Deborah N. Archer is an Associate Professor of Clinical Law; Co-Faculty Director of the Center on Race, Inequality, and the Law; and Director of the Civil Rights Clinic at NYU School of Law. She is a nationally recognized expert in civil rights and racial justice, and teaches and writes in the areas of racial justice, civil rights, and clinical pedagogy. In the Civil Rights Clinic, Deborah and her students represent indigent, institutional, and pro bono clients in a range of civil rights matters, including employment discrimination, educational equity, voting rights, and criminal justice reform. Deborah is a graduate of Yale Law School, where she was awarded the Charles G. Albom Prize, and Smith College. She previously worked as an attorney with the American Civil Liberties Union and the NAACP Legal Defense and Educational Fund, Inc., where she litigated in the areas of voting rights, employment discrimination, and school desegregation. She was also a member of the faculty at New York Law School for fifteen years and an associate at the firm Simpson, Thacher & Bartlett. Deborah is currently a member of the Board of Directors and General Counsel to the Board of the American Civil Liberties Union. She is also the chair of the American Association of Law School’s Section on Civil Rights and a former chair of the Section on Minority Groups. She previously served on the New York City Civilian Complaint Review Board, the nation’s oldest and largest police oversight agency, and the 2018 New York City Charter Revision Commission. Deborah received the Otto L. Walter Distinguished Writing Award and the 2014 Haywood Burns/Shanara Guilbert Award from the Northeast People of Color Legal Scholarship Conference. Deborah was recently recognized by the New York Law Journal as one of New York’s Top Women in the Law.
When we think of Jim Crow, we usually imagine relics of the past such as police dogs and Whites-only water fountains. Those laws are gone, but many Americans remain committed to racial inequality. In my research, I want to understand the ways that America’s history of state-mandated segregation continues to affect our lives. But I also want to show that government-enforced racial discrimination is alive and well in America—albeit in less visible and obvious forms.
Crime free housing ordinances are one example. These laws encourage or require landlords to evict or exclude tenants who have had varying degrees of contact with the criminal legal system. They have the purported goal of stemming crime in rental housing, but the truth is that they are more effective at excluding racial minorities and promoting racial segregation.
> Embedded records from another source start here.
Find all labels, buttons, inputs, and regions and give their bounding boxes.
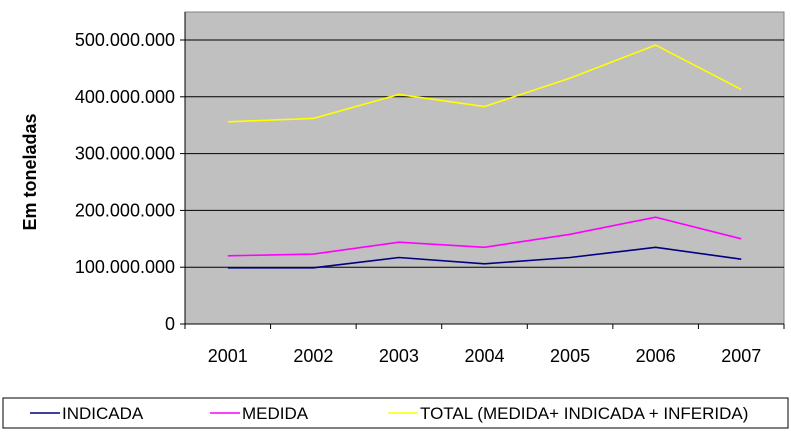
gridlines xyxy=(185,39,784,268)
legend-entry: MEDIDA xyxy=(210,404,309,423)
y-tick-label: 200.000.000 xyxy=(75,200,175,220)
legend-label: INDICADA xyxy=(62,404,144,423)
y-tick-label: 0 xyxy=(165,314,175,334)
legend: INDICADA MEDIDA TOTAL (MEDIDA+ INDICADA + … xyxy=(2,397,789,429)
y-tick-labels: 0 100.000.000 200.000.000 300.000.000 400.00… xyxy=(75,30,175,334)
plot-area xyxy=(184,11,785,325)
legend-label: MEDIDA xyxy=(242,404,309,423)
x-tick-label: 2002 xyxy=(293,346,333,366)
legend-entry: TOTAL (MEDIDA+ INDICADA + INFERIDA) xyxy=(388,404,748,423)
x-tick-label: 2006 xyxy=(636,346,676,366)
x-tick-label: 2005 xyxy=(550,346,590,366)
y-tick-label: 500.000.000 xyxy=(75,30,175,50)
x-tick-label: 2007 xyxy=(721,346,761,366)
series-line-indicada xyxy=(227,246,742,269)
legend-label: TOTAL (MEDIDA+ INDICADA + INFERIDA) xyxy=(420,404,748,423)
y-axis-title: Em toneladas xyxy=(20,113,40,230)
y-tick-label: 300.000.000 xyxy=(75,144,175,164)
x-tick-label: 2001 xyxy=(208,346,248,366)
x-tick-label: 2004 xyxy=(464,346,504,366)
series-line-total-medida-indicada-inferida xyxy=(227,44,742,123)
y-tick-label: 100.000.000 xyxy=(75,257,175,277)
legend-entry: INDICADA xyxy=(30,404,144,423)
axes xyxy=(180,12,785,329)
x-tick-labels: 2001 2002 2003 2004 2005 2006 2007 xyxy=(208,346,761,366)
series-line-medida xyxy=(227,216,742,257)
x-tick-label: 2003 xyxy=(379,346,419,366)
series-lines xyxy=(227,44,742,269)
y-tick-label: 400.000.000 xyxy=(75,87,175,107)
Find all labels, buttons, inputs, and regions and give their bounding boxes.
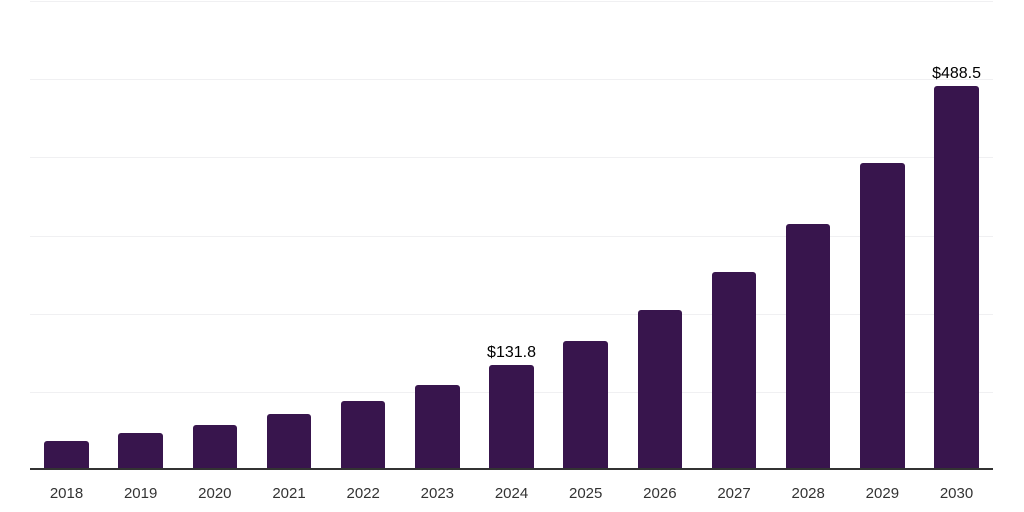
x-tick-label-2023: 2023	[420, 485, 455, 502]
x-tick-label-2029: 2029	[865, 485, 900, 502]
x-tick-label-2026: 2026	[643, 485, 677, 502]
x-tick-label-2018: 2018	[49, 485, 84, 502]
bar-2028	[785, 223, 831, 468]
bar-2018	[44, 440, 89, 468]
bar-2029	[860, 163, 905, 468]
x-tick-label-2025: 2025	[569, 485, 603, 502]
bar-2030	[934, 86, 979, 468]
bar-2022	[340, 401, 386, 468]
x-axis-line	[30, 468, 993, 470]
gridline-300	[30, 236, 993, 237]
bar-2019	[118, 432, 163, 468]
bar-2020	[192, 424, 238, 468]
gridline-500	[30, 79, 993, 80]
bar-2023	[415, 385, 460, 468]
x-tick-label-2022: 2022	[346, 485, 380, 502]
bar-2024	[489, 364, 534, 468]
gridline-600	[30, 1, 993, 2]
x-tick-label-2030: 2030	[939, 485, 974, 502]
x-tick-label-2019: 2019	[123, 485, 158, 502]
x-tick-label-2028: 2028	[791, 485, 825, 502]
gridline-400	[30, 157, 993, 158]
gridline-200	[30, 314, 993, 315]
x-tick-label-2020: 2020	[198, 485, 232, 502]
bar-2027	[711, 272, 757, 468]
x-tick-label-2024: 2024	[494, 485, 529, 502]
bar-2021	[266, 414, 312, 468]
bar-2026	[637, 310, 683, 468]
bar-2025	[563, 340, 608, 468]
bar-value-label-2030: $488.5	[932, 65, 981, 83]
x-tick-label-2027: 2027	[717, 485, 751, 502]
bar-value-label-2024: $131.8	[487, 343, 536, 361]
x-tick-label-2021: 2021	[272, 485, 306, 502]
While the Fair Housing Act of 1968 prohibits racial discrimination in housing, many in the real estate industry continue to skirt the law. For example, a 2019 investigation revealed that real estate agents in Long Island were steering people of color toward neighborhoods with higher minority populations.
Crime-free housing ordinances act in more subtle ways.
By empowering or requiring landlords to evict or exclude people with criminal legal system contacts, including those who have been arrested without conviction or even those simply suspected of wrongdoing by the police, crime-free housing ordinances effectively merge the racial bias of the criminal legal system with housing policy and blur the line between housing determinations and policing.
This follows the Jim Crow playbook. The myth of Black criminality was used to justify many Jim Crow laws. White people justified the creation of whites-only spaces such as schools, neighborhoods, and parks, by perpetuating narratives of Black criminality. Crime-free ordinances fit squarely into this history.